Warning! This project involves working with dangerously high voltages. Don’t try this if you don’t know how to work safely with electricity.
When repairing vacuum tube devices like radios or amplifiers, or switch mode power supplies, you may often need to discharge capacitors of fairly high voltage (several hundred volts).

Some daredevils short the capacitors with e.g. a screwdriver, releasing all the stored energy as a giant spark.
A more sensible way is to discharge the cap through a power resistor. Holding it like in this picture is, however, not recommended.
To verify that the cap is discharged, you’re probably using a voltmeter, and maybe you’ll have to repeat the discharge process.

There are several different discharger devices available on the market, and I bought this one from AliExpress. This seemed like a good offer (99 NOK equals 9 USD).


Here it’s being tested on a 180µF cap, charged to 350V. And the discharger does work. The problem is it works very slowly, taking about 90 seconds before the LED fades out. Then, the remaining voltage is approx. 8V.
In the beginning, when voltage is high, the LED is unpleasantly bright, and at lower voltages the light is barely visible.
There are two LEDs. Which one of them is lit depends on how you connected the polarity.
Can the “Intellect Capacitor Discharger” simply be LEDs connected in series with a high value resistor?

When opening the box, suspicion is quickly confirmed: this is just two LEDs in antiparallel, connected in series with a 100kΩ resistor. With such high resistance, it’s no wonder discharging is slow.

As we can see, they’ve also used the cheapest and crappiest connectors available. The included probes didn’t look too bad, and may be used as replacements for a multimeter, and I also got a 100kΩ/8W resistor plus a plastic box which may be reused. Apart from that, what I got is junk.
After that disappointment, it was time to make something better. Discharge time must be significantly reduced, and it would be better if the LED would shine at a relatively constant brightness during discharge. The circuit I came up with is this:

Some calculations: lets say a capacitor is charged to 600V, and then discharged through this circuit. The initial current is (600V-5V)/(3*3.3kΩ)=60mA. For each power resistor, this causes a heat dissipation of I2R=12W. This, however, is just briefly, since the capacitor voltage decreases rapidly at first. I used these wirewound resistors, which are rated for 5W continuously (when surrounded by free air), but which can handle much higher power for short durations. The peak power dissipation in the zener diodes is 4.3V*60mA=258mW, about half of their max rating.

All components, except the power resistors, were fitted on PCB only 7.5mm wide. Why? Because I want the discharger tool to be shaped as a pen.


With a 560µF cap, the discharge time was 36 seconds, and the resistors felt hand warm. I will typically use the discharge pen for broadcast receivers, where the total capacitance is only a fraction of that, so I do not worry about heat or discharge time. For large tube amps or switch mode power supplies, there may be capacitors of 1000µF or more, and in those cases I will rather use a more powerful discharger, which will be subject for my next post.
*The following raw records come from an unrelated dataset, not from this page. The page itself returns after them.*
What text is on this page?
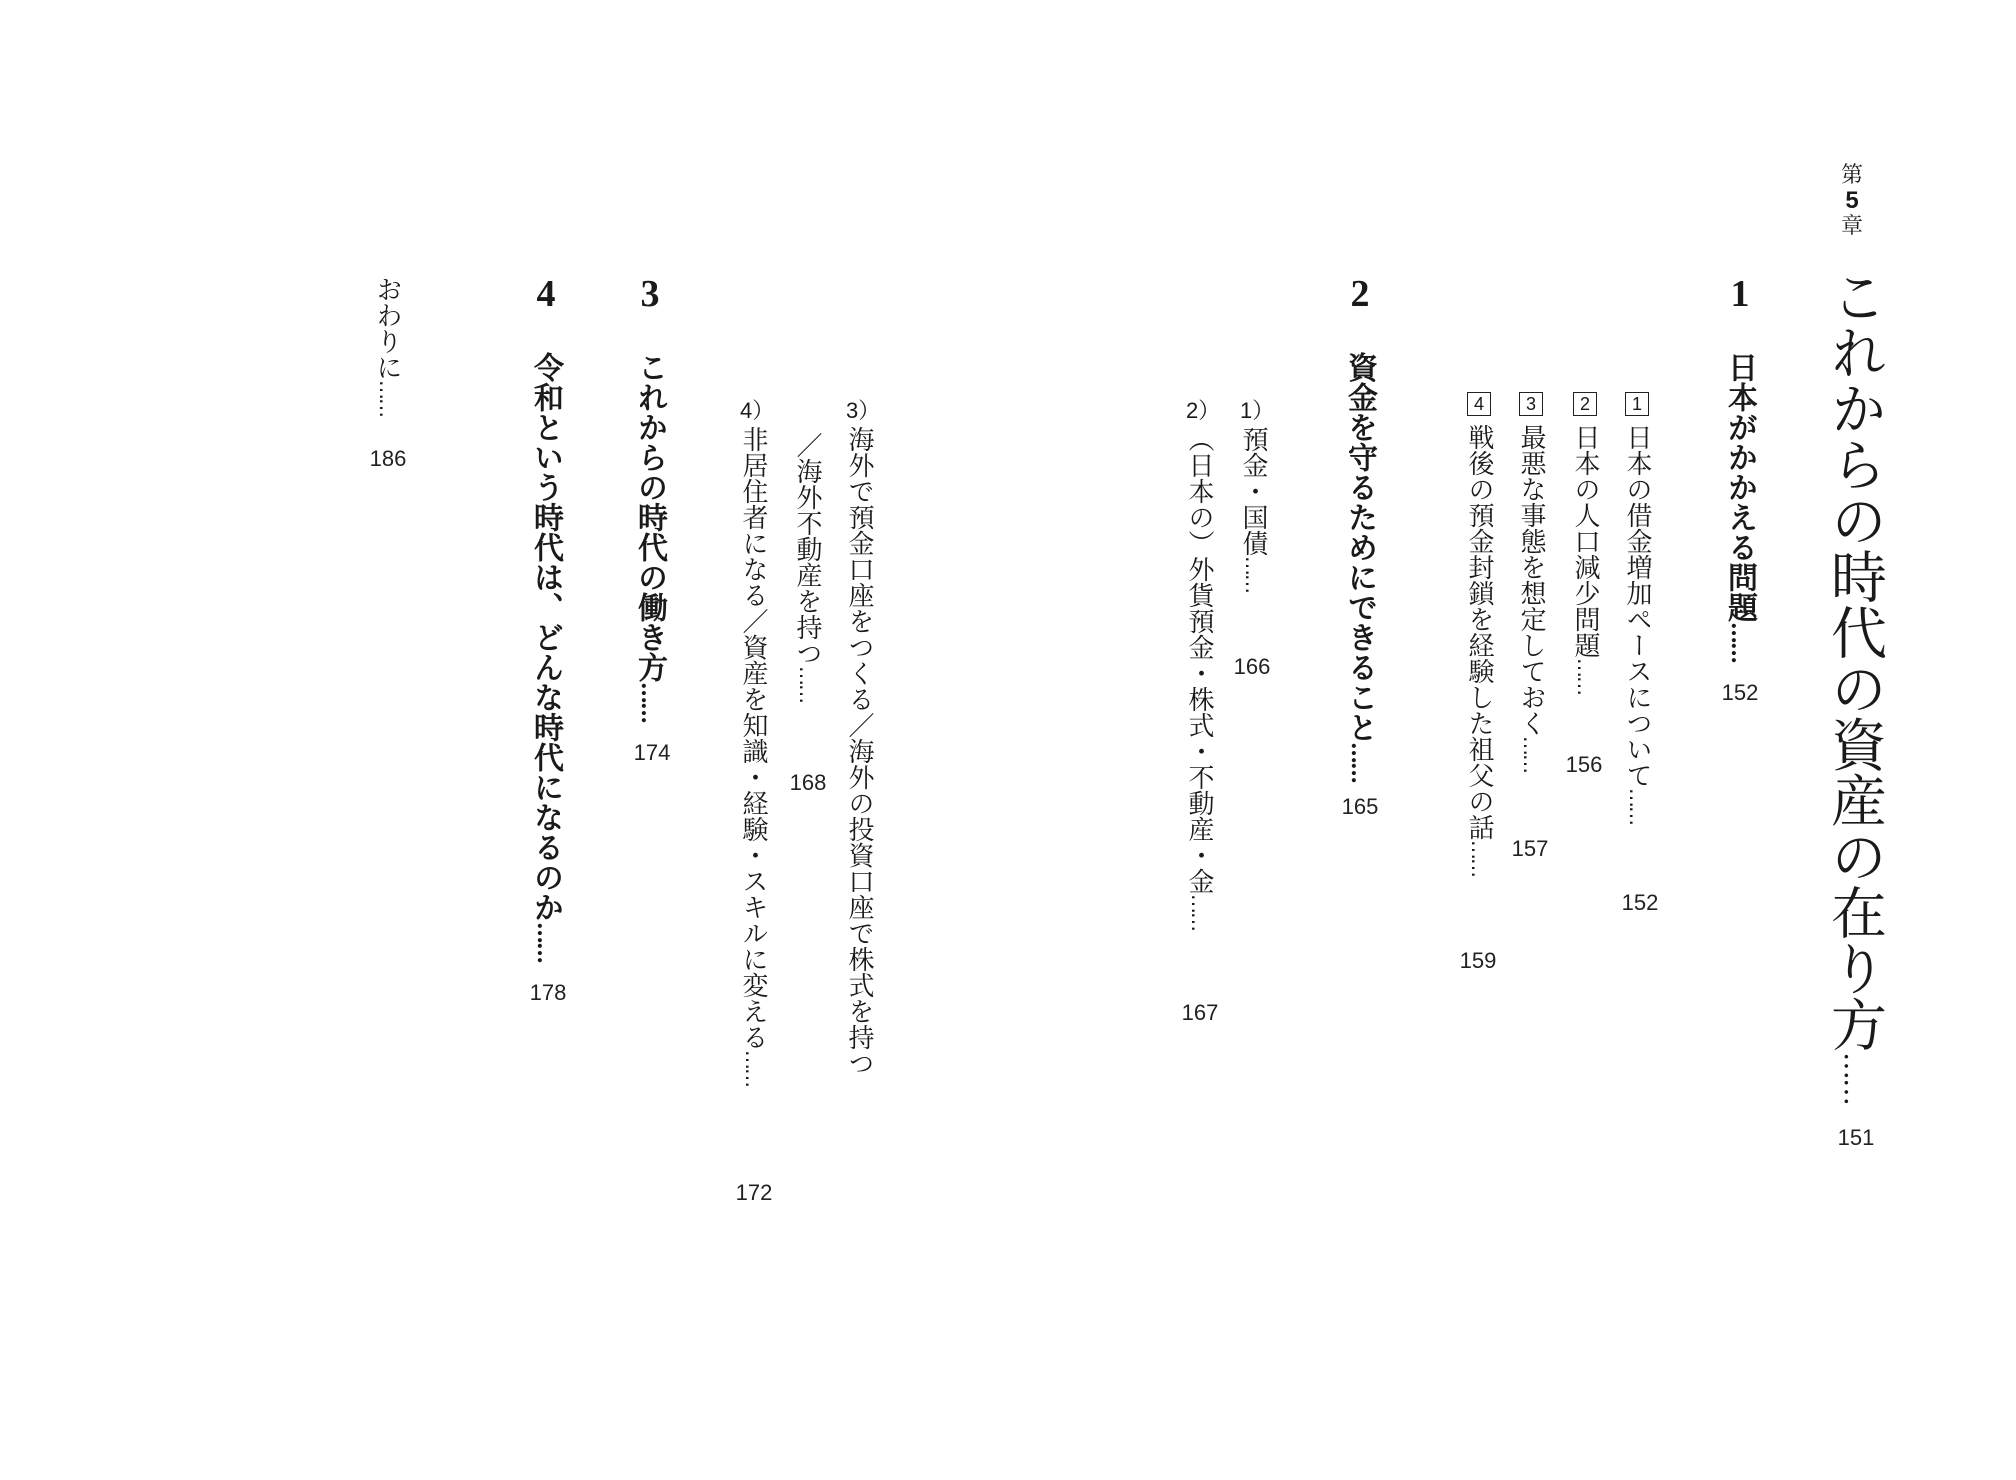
第
5
章
これからの時代の資産の在り方……
151
1
日本がかかえる問題……
152
1日本の借金増加ペースについて……
152
2日本の人口減少問題……
156
3最悪な事態を想定しておく……
157
4戦後の預金封鎖を経験した祖父の話……
159
2
資金を守るためにできること……
165
1）預金・国債……
166
2）（日本の）外貨預金・株式・不動産・金……
167
3）海外で預金口座をつくる／海外の投資口座で株式を持つ
／海外不動産を持つ……
168
4）非居住者になる／資産を知識・経験・スキルに変える……
172
3
これからの時代の働き方……
174
4
令和という時代は、どんな時代になるのか……
178
おわりに……
186
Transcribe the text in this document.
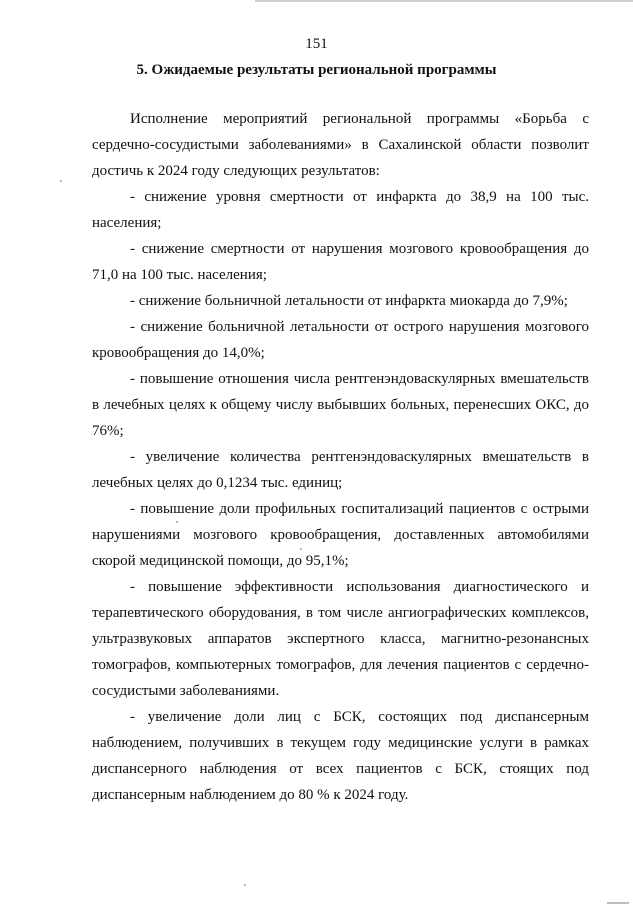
151
5. Ожидаемые результаты региональной программы

Исполнение мероприятий региональной программы «Борьба с сердечно-сосудистыми заболеваниями» в Сахалинской области позволит достичь к 2024 году следующих результатов:

- снижение уровня смертности от инфаркта до 38,9 на 100 тыс. населения;

- снижение смертности от нарушения мозгового кровообращения до 71,0 на 100 тыс. населения;

- снижение больничной летальности от инфаркта миокарда до 7,9%;

- снижение больничной летальности от острого нарушения мозгового кровообращения до 14,0%;

- повышение отношения числа рентгенэндоваскулярных вмешательств в лечебных целях к общему числу выбывших больных, перенесших ОКС, до 76%;

- увеличение количества рентгенэндоваскулярных вмешательств в лечебных целях до 0,1234 тыс. единиц;

- повышение доли профильных госпитализаций пациентов с острыми нарушениями мозгового кровообращения, доставленных автомобилями скорой медицинской помощи, до 95,1%;

- повышение эффективности использования диагностического и терапевтического оборудования, в том числе ангиографических комплексов, ультразвуковых аппаратов экспертного класса, магнитно-резонансных томографов, компьютерных томографов, для лечения пациентов с сердечно-сосудистыми заболеваниями.

- увеличение доли лиц с БСК, состоящих под диспансерным наблюдением, получивших в текущем году медицинские услуги в рамках диспансерного наблюдения от всех пациентов с БСК, стоящих под диспансерным наблюдением до 80 % к 2024 году.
Since my homemade PSU only goes up to about 350V, higher voltage testing was performed by connecting 2 capacitors in series and charging them independently.
Here are two 270µF caps in series, each charged to a little over 300V. This gives a total of 135µF and 600V. Discharge time is about 10 secs, and there is no noticeable heat from the power resistors.
I probably could have connected a third cap in series to add up to an even higher voltage, but I don’t expect to work with any radio, amp or SMPS with voltages higher than 600V, so let’s just say the max voltage for the discharger pen is 600V.

The “pen” was modelled in Fusion 360, 13cm long, and with an inner diameter of 8mm. At one end, it is pointy, and at the other end there is a plug with a hole for the wire.

Printing a tall and slim object like this required a brim. I mainly used black ASA, but 26mm from the bottom I added a filament change to translucent blue ABS, so that the LEDs can shine through. At 28mm, the filament was changed back to black ASA.





Design files (KiCad), PCB production files (Gerber) and 3D models (.stl) are shared on Github.